En outre, le fait qu'après avoir déposé la marque Little B. Jack à l'INPI, la société Dancing brain (animée par les mêmes personnes physiques que la société Expansion L.B. Jack) ait cru devoir déposer à l'INPI la marque Garrett M. dans les mêmes catégories pour tenter de faire échec au projet de la société GM Developpement est significatif de la distinction opérée par la société Expansion L.B. Jack elle même entre les deux logos.
Il ressort des pièces produites que de nombreuses enseignes se sont développées sur le créneau d'une offre de restauration bon marché proposée dans des locaux marqués par des références à la culture nord américaine : Steack easy, Buffalo burger, réseau The diner, S. Joe, S., Memphis coffee...
Si plusieurs d'entre elles ont adopté un agencement architectural et mobilier particulièrement sobre et neutre dont la similitude ne semble d'ailleurs pas faire obstacle à une concurrence loyale (Mc Donald, KFC, S.), d'autres utilisent des éléments plus typés : pompe à essence, juke box ou effigie de stars américaines (réseau The diner), voitures ou motos de marque américaine (réseau The diner, S. Joe), mur en briques apparentes, poutres Eiffel, bar en métal (S. Joe, E. in USA, Australian bar).
Il n'est pas démontré, ni même allégué l'existence d'une combinaison particulière de ces différents éléments non spécifiques en eux mêmes, de nature à singulariser un restaurant sous l'enseigne Little B. Jack parmi ses concurrents, au point de provoquer une confusion avec un restaurant sous enseigne Garrett M..

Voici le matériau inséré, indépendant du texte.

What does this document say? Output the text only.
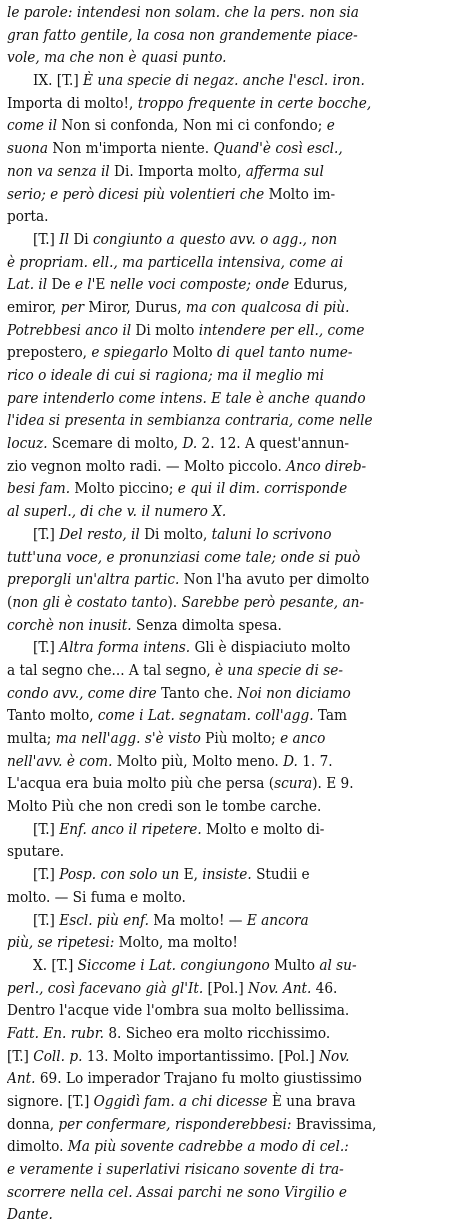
le parole: intendesi non solam. che la pers. non sia
gran fatto gentile, la cosa non grandemente piace-
vole, ma che non è quasi punto.
IX. [T.] È una specie di negaz. anche l'escl. iron.
Importa di molto!, troppo frequente in certe bocche,
come il Non si confonda, Non mi ci confondo; e
suona Non m'importa niente. Quand'è così escl.,
non va senza il Di. Importa molto, afferma sul
serio; e però dicesi più volentieri che Molto im-
porta.
[T.] Il Di congiunto a questo avv. o agg., non
è propriam. ell., ma particella intensiva, come ai
Lat. il De e l'E nelle voci composte; onde Edurus,
emiror, per Miror, Durus, ma con qualcosa di più.
Potrebbesi anco il Di molto intendere per ell., come
prepostero, e spiegarlo Molto di quel tanto nume-
rico o ideale di cui si ragiona; ma il meglio mi
pare intenderlo come intens. E tale è anche quando
l'idea si presenta in sembianza contraria, come nelle
locuz. Scemare di molto, D. 2. 12. A quest'annun-
zio vegnon molto radi. — Molto piccolo. Anco direb-
besi fam. Molto piccino; e qui il dim. corrisponde
al superl., di che v. il numero X.
[T.] Del resto, il Di molto, taluni lo scrivono
tutt'una voce, e pronunziasi come tale; onde si può
preporgli un'altra partic. Non l'ha avuto per dimolto
(non gli è costato tanto). Sarebbe però pesante, an-
corchè non inusit. Senza dimolta spesa.
[T.] Altra forma intens. Gli è dispiaciuto molto
a tal segno che... A tal segno, è una specie di se-
condo avv., come dire Tanto che. Noi non diciamo
Tanto molto, come i Lat. segnatam. coll'agg. Tam
multa; ma nell'agg. s'è visto Più molto; e anco
nell'avv. è com. Molto più, Molto meno. D. 1. 7.
L'acqua era buia molto più che persa (scura). E 9.
Molto Più che non credi son le tombe carche.
[T.] Enf. anco il ripetere. Molto e molto di-
sputare.
[T.] Posp. con solo un E, insiste. Studii e
molto. — Si fuma e molto.
[T.] Escl. più enf. Ma molto! — E ancora
più, se ripetesi: Molto, ma molto!
X. [T.] Siccome i Lat. congiungono Multo al su-
perl., così facevano già gl'It. [Pol.] Nov. Ant. 46.
Dentro l'acque vide l'ombra sua molto bellissima.
Fatt. En. rubr. 8. Sicheo era molto ricchissimo.
[T.] Coll. p. 13. Molto importantissimo. [Pol.] Nov.
Ant. 69. Lo imperador Trajano fu molto giustissimo
signore. [T.] Oggidì fam. a chi dicesse È una brava
donna, per confermare, risponderebbesi: Bravissima,
dimolto. Ma più sovente cadrebbe a modo di cel.:
e veramente i superlativi risicano sovente di tra-
scorrere nella cel. Assai parchi ne sono Virgilio e
Dante.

Au surplus des photographies versées aux débats montrent une prédominance de la couleur rouge dans l'aménagement du restaurant de la société Pataroye à l'enseigne Garrett M. qui exclut toute confusion avec un restaurant Little Big Jack .
Enfin, la société P. justifie avoir exposé des frais de conception graphique de la charte Garrett M. et de ses déclinaisons pour un montant de 5 940 euros, très comparable aux frais de même nature exposés par la société Expansion L.B. Jack pour son enseigne ainsi que des frais de ré aménagement de son local et de ses accessoires de vente aux mois de mars et avril 2016.
Il s'induit que si le développement du concept Garret M. par la société P. puis par la société GM Developpement procède de la même idée que celui du concept L.B. Jack, utilise des éléments architecturaux et mobiliers s'apparentant au même univers de la culture populaire américaine et a sans aucun doute été encouragé par celui ci, les deux démarches s'inscrivent aussi dans une mode largement partagée avec d'autres commerces dans un contexte de libre concurrence, exclusif de toute confusion entre les enseignes et de tout préjudice avéré.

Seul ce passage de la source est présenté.